Returns a mixture component index of a sample.

C++: float CvEM::predict(const Mat& sample, Mat* probs=0 ) const
C++: float CvEM::predict(const CvMat* sample, CvMat* probs) const
Parameters:
  • sample – A sample for classification.
  • probs – If it is not null then the method will write posterior probabilities of each component given the sample data to this parameter.

CvEM::getNClusters

Returns the number of mixture components M in the Gaussian mixture model.

C++: int CvEM::getNClusters() const
C++: int CvEM::get_nclusters() const

CvEM::getMeans

Returns mixture means a_k.

C++: Mat CvEM::getMeans() const
C++: const CvMat* CvEM::get_means() const

CvEM::getCovs

Returns mixture covariance matrices S_k.

C++: void CvEM::getCovs(std::vector<cv::Mat>& covs) const
C++: const CvMat** CvEM::get_covs() const

CvEM::getWeights

Returns mixture weights \pi_k.

C++: Mat CvEM::getWeights() const
C++: const CvMat* CvEM::get_weights() const

CvEM::getProbs

Returns vectors of probabilities for each training sample.

C++: Mat CvEM::getProbs() const
C++: const CvMat* CvEM::get_probs() const

For each training sample i (that have been passed to the constructor or to CvEM::train()) returns probabilities p_{i,k} to belong to a mixture component k.

CvEM::getLikelihood

Returns logarithm of likelihood.

C++: double CvEM::getLikelihood() const
C++: double CvEM::get_log_likelihood() const

CvEM::write

Writes the trained Gaussian mixture model to the file storage.
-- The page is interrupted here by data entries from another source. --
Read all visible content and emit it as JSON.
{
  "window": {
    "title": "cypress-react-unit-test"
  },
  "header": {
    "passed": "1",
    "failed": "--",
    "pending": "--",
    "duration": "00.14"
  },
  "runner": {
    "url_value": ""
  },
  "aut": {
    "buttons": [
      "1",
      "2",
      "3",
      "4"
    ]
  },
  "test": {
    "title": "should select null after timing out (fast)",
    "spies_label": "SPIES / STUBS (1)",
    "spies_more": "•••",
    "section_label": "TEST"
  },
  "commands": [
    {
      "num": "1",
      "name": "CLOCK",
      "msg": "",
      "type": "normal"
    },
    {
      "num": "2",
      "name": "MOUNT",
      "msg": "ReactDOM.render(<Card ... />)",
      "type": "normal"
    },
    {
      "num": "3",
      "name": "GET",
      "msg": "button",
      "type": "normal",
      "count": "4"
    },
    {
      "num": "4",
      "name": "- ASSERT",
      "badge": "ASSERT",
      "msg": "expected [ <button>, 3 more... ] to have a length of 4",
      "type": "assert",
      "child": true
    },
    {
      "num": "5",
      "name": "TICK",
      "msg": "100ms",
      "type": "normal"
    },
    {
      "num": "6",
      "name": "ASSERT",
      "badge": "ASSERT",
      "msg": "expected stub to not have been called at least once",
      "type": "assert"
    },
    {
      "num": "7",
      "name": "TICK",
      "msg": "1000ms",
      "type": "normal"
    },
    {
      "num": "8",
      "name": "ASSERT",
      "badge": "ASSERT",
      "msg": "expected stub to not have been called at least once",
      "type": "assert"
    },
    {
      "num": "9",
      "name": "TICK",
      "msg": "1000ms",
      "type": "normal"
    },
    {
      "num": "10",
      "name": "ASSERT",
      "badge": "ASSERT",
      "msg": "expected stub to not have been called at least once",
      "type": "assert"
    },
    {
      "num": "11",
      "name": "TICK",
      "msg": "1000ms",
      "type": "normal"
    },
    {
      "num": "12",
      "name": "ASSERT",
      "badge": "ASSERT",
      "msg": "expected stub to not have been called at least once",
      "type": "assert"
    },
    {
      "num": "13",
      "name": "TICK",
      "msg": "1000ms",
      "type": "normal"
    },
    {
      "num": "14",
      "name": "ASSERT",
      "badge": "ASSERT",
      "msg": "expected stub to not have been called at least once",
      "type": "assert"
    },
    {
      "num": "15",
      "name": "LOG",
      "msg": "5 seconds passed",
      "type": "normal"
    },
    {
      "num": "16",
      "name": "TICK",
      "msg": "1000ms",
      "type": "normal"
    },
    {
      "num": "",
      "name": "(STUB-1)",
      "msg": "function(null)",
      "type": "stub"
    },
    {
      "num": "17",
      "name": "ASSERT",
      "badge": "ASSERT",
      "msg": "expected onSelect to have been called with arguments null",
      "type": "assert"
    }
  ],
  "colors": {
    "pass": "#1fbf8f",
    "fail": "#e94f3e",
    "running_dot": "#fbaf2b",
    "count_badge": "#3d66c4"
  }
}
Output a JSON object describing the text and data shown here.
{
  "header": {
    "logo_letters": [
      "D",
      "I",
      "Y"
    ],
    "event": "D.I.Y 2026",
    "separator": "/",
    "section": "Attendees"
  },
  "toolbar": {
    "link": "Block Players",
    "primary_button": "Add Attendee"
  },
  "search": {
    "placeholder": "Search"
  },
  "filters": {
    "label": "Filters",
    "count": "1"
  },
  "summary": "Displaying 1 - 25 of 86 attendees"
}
C++: void CvEM::write(CvFileStorage* fs, const char* name) const
Parameters:
  • fs – A file storage where the model will be written.
  • name – A name of the file node where the model data will be written.

CvEM::read

Reads the trained Gaussian mixture model from the file storage.

C++: void CvEM::read(CvFileStorage* fs, CvFileNode* node)
Parameters:
  • fs – A file storage with the trained model.
  • node – The parent map. If it is NULL, the function searches a node with parameters in all the top-level nodes (streams), starting with the first one.